Thursday, March 21, 2013

Perspective and Relativity

Writers need to get inside the head of their characters, and they need to adapt the point of view to the character's age, gender, beliefs, location, etc., or the story will fall flat. Characters must be true to themselves and different from other people in the story.

I once overheard this conversation:

"I was rear ended in my Dad's SUV last week."

"What happened?"

"An older guy, in his late thirties, didn't stop for the stop sign at the corner . . ."

Funny, isn't it? Obviously the gal speaking was young, in her early twenties, I'd guess.

Fortunately perspective changes as we age. Once you leave your twenties, someone in their late thirties doesn't seem so old anymore.
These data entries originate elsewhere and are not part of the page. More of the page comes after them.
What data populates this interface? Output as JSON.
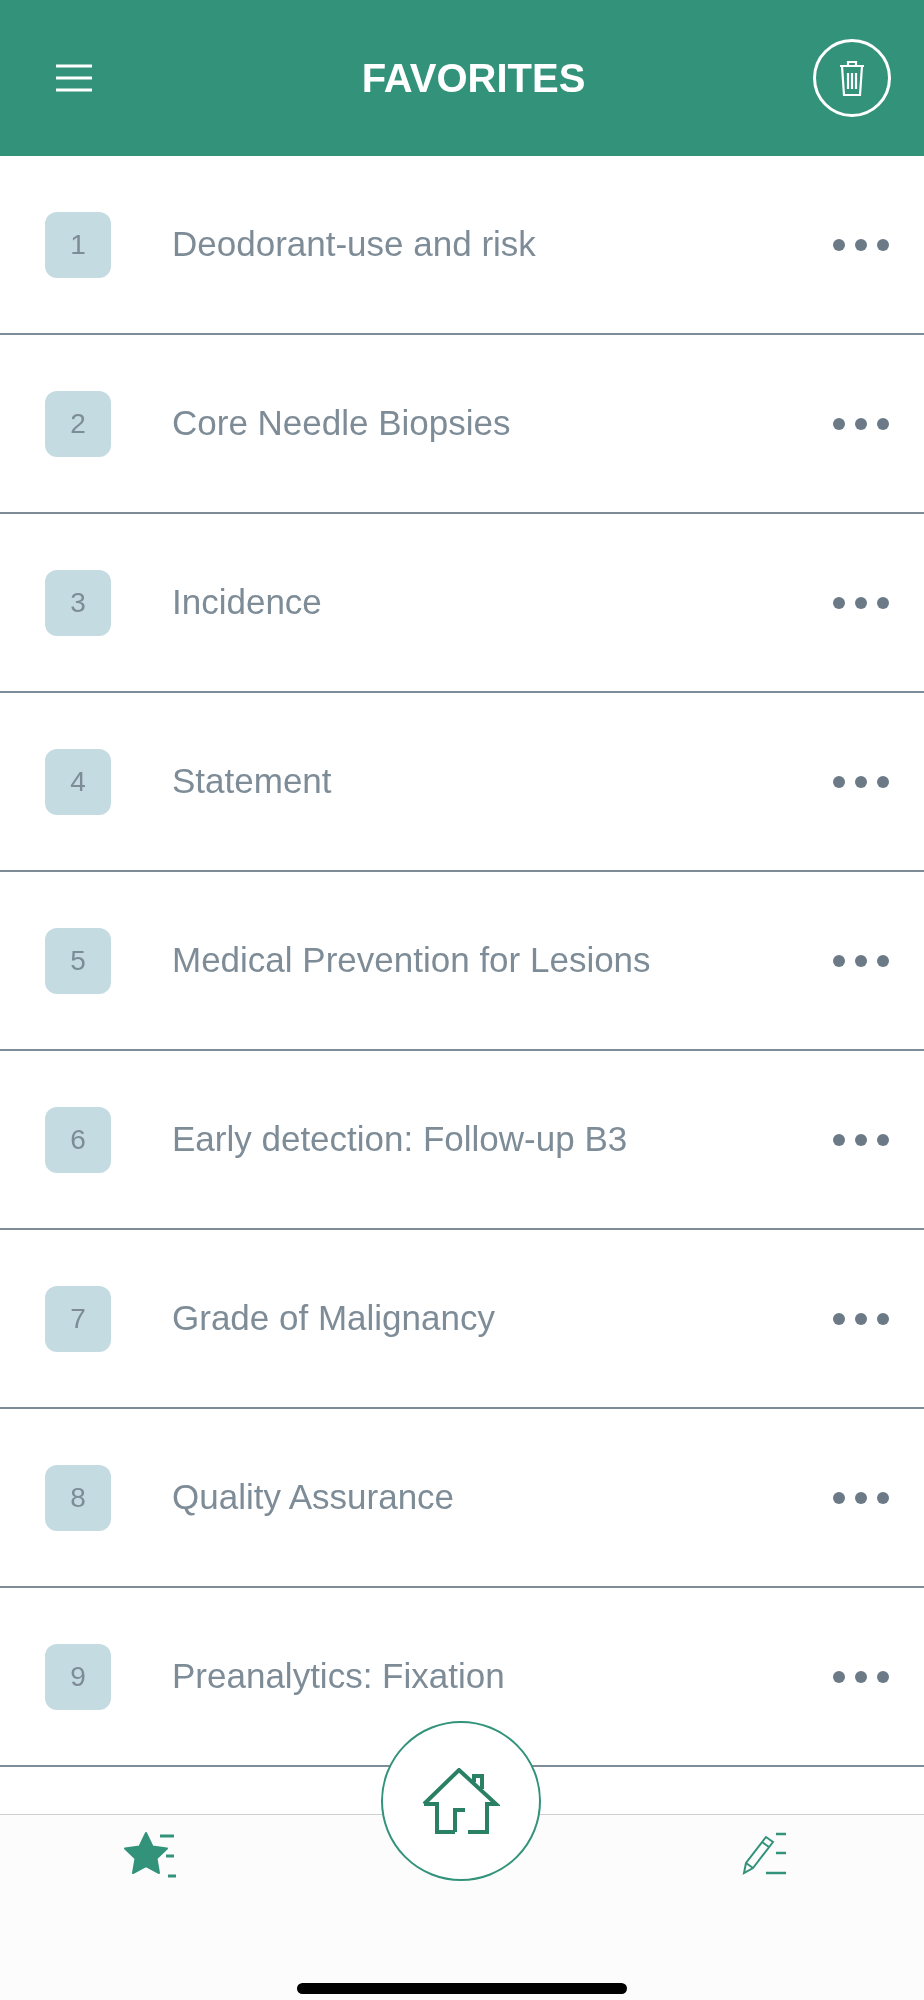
{
  "header": {
    "title": "FAVORITES"
  },
  "rows": [
    {
      "number": "1",
      "title": "Deodorant-use and risk"
    },
    {
      "number": "2",
      "title": "Core Needle Biopsies"
    },
    {
      "number": "3",
      "title": "Incidence"
    },
    {
      "number": "4",
      "title": "Statement"
    },
    {
      "number": "5",
      "title": "Medical Prevention for Lesions"
    },
    {
      "number": "6",
      "title": "Early detection: Follow-up B3"
    },
    {
      "number": "7",
      "title": "Grade of Malignancy"
    },
    {
      "number": "8",
      "title": "Quality Assurance"
    },
    {
      "number": "9",
      "title": "Preanalytics: Fixation"
    }
  ],
  "nav": [
    {
      "kind": "favorites"
    },
    {
      "kind": "home"
    },
    {
      "kind": "notes"
    }
  ]
}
Everything's relative to perspective. Often a writer needs to research a character to stay true to his/her traits. It pays to put time into fleshing out the folks that populate your book. A tip I recently learned was to go on youtube and watch videos taken where your book's set (if it's a location you're not familiar with). You'll see the setting and hear the way the locals talk and refer to things. Clever, isn't it?
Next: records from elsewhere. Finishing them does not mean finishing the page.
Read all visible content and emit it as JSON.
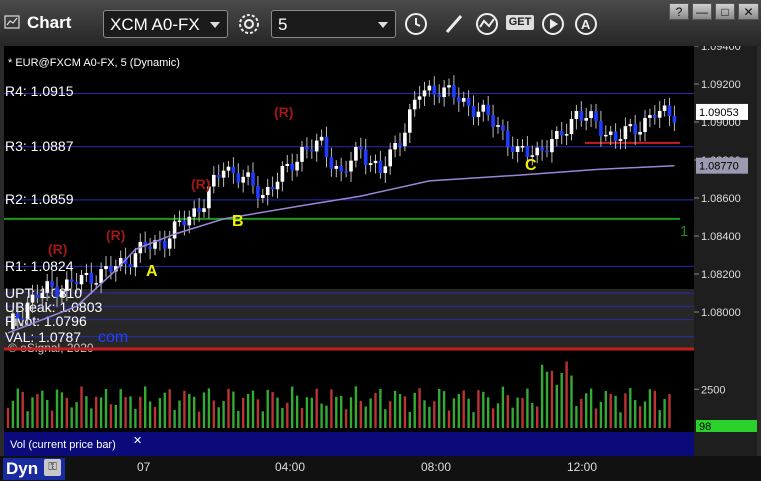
{
  "toolbar": {
    "title": "Chart",
    "symbol": "XCM A0-FX",
    "interval": "5",
    "icons": [
      "chart-icon",
      "settings-gear-icon",
      "clock-icon",
      "pencil-icon",
      "study-icon",
      "get-icon",
      "play-icon",
      "alert-icon"
    ],
    "window_buttons": [
      "?",
      "—",
      "□",
      "✕"
    ]
  },
  "price_pane": {
    "header": "* EUR@FXCM A0-FX, 5 (Dynamic)",
    "copyright": "© eSignal, 2020",
    "watermark": "com",
    "levels": [
      {
        "label": "R4: 1.0915",
        "value": 1.0915
      },
      {
        "label": "R3: 1.0887",
        "value": 1.0887
      },
      {
        "label": "R2: 1.0859",
        "value": 1.0859
      },
      {
        "label": "R1: 1.0824",
        "value": 1.0824
      },
      {
        "label": "UPT: 1.0810",
        "value": 1.081
      },
      {
        "label": "UBreak: 1.0803",
        "value": 1.0803
      },
      {
        "label": "Pivot: 1.0796",
        "value": 1.0796
      },
      {
        "label": "VAL: 1.0787",
        "value": 1.0787
      }
    ],
    "current_price": "1.09053",
    "ma_price": "1.08770",
    "markers": [
      "A",
      "B",
      "C"
    ],
    "r_markers": [
      "(R)",
      "(R)",
      "(R)",
      "(R)"
    ],
    "count_label": "1"
  },
  "volume_pane": {
    "title": "Vol (current price bar)",
    "close_icon": "✕",
    "current_value": "98",
    "axis_label": "2500"
  },
  "bottom": {
    "mode": "Dyn",
    "lock_icon": "⚿"
  },
  "colors": {
    "background": "#000000",
    "up_candle": "#ffffff",
    "down_candle": "#1e3cff",
    "level_line": "#2a2ab0",
    "green_line": "#1a9a1a",
    "red_line": "#c81e1e",
    "ma_line": "#9a86d8",
    "setup_count": "#1f8a1f",
    "marker_text": "#f0f000",
    "r_text": "#a01818"
  },
  "chart_data": {
    "type": "candlestick",
    "symbol": "EUR@FXCM A0-FX",
    "interval": "5",
    "x_tick_labels": [
      "07",
      "04:00",
      "08:00",
      "12:00"
    ],
    "y_tick_labels": [
      "1.09400",
      "1.09200",
      "1.09000",
      "1.08800",
      "1.08600",
      "1.08400",
      "1.08200",
      "1.08000"
    ],
    "ylim": [
      1.0787,
      1.0945
    ],
    "pivot_levels": [
      {
        "name": "R4",
        "value": 1.0915
      },
      {
        "name": "R3",
        "value": 1.0887
      },
      {
        "name": "R2",
        "value": 1.0859
      },
      {
        "name": "R1",
        "value": 1.0824
      },
      {
        "name": "UPT",
        "value": 1.081
      },
      {
        "name": "UBreak",
        "value": 1.0803
      },
      {
        "name": "Pivot",
        "value": 1.0796
      },
      {
        "name": "VAL",
        "value": 1.0787
      }
    ],
    "extra_levels": [
      {
        "value": 1.0849,
        "color": "green"
      },
      {
        "value": 1.0889,
        "color": "red"
      }
    ],
    "last_price": 1.09053,
    "ma_value": 1.0877,
    "close_path": [
      [
        0,
        1.0791
      ],
      [
        4,
        1.0805
      ],
      [
        8,
        1.0812
      ],
      [
        12,
        1.0814
      ],
      [
        16,
        1.0818
      ],
      [
        20,
        1.0821
      ],
      [
        24,
        1.0827
      ],
      [
        28,
        1.0834
      ],
      [
        32,
        1.0838
      ],
      [
        36,
        1.0848
      ],
      [
        40,
        1.0858
      ],
      [
        44,
        1.0877
      ],
      [
        48,
        1.087
      ],
      [
        52,
        1.0862
      ],
      [
        56,
        1.0872
      ],
      [
        60,
        1.0885
      ],
      [
        64,
        1.0888
      ],
      [
        68,
        1.0872
      ],
      [
        72,
        1.0886
      ],
      [
        76,
        1.0873
      ],
      [
        80,
        1.0892
      ],
      [
        84,
        1.0915
      ],
      [
        88,
        1.0918
      ],
      [
        92,
        1.0912
      ],
      [
        96,
        1.0906
      ],
      [
        100,
        1.0898
      ],
      [
        104,
        1.0883
      ],
      [
        108,
        1.0885
      ],
      [
        112,
        1.089
      ],
      [
        116,
        1.0905
      ],
      [
        120,
        1.0899
      ],
      [
        124,
        1.0891
      ],
      [
        128,
        1.0897
      ],
      [
        132,
        1.0904
      ],
      [
        136,
        1.0905
      ]
    ],
    "ma_path": [
      [
        0,
        1.0789
      ],
      [
        14,
        1.0803
      ],
      [
        22,
        1.0822
      ],
      [
        26,
        1.0833
      ],
      [
        34,
        1.0841
      ],
      [
        44,
        1.0849
      ],
      [
        60,
        1.0856
      ],
      [
        72,
        1.0861
      ],
      [
        86,
        1.0869
      ],
      [
        104,
        1.0872
      ],
      [
        120,
        1.0875
      ],
      [
        136,
        1.0877
      ]
    ],
    "volume_ylim": [
      0,
      4000
    ],
    "volume_tick": 2500,
    "current_volume": 98
  }
}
See the photo above? I took that a few years ago at Evergreen Lake in Evergreen, Colorado. I love it. I can smell the piny scent in the crisp air and recall a pleasant morning spent with friends. But someone with a different perspective would react quite differently in the same setting. Apparently some people don't care for the cold or the mountains and would hate spending time in a frosty setting. But that's okay, it's just a difference of perspective.  :)


Anonymous said...

I've used photos for a long time, sometimes music, and, of course, interviews with locals. Thanks for the YouTube tip. Isn't writing fun?

Megan DiMaria said...

Yes, writing IS fun! Thanks for stopping by.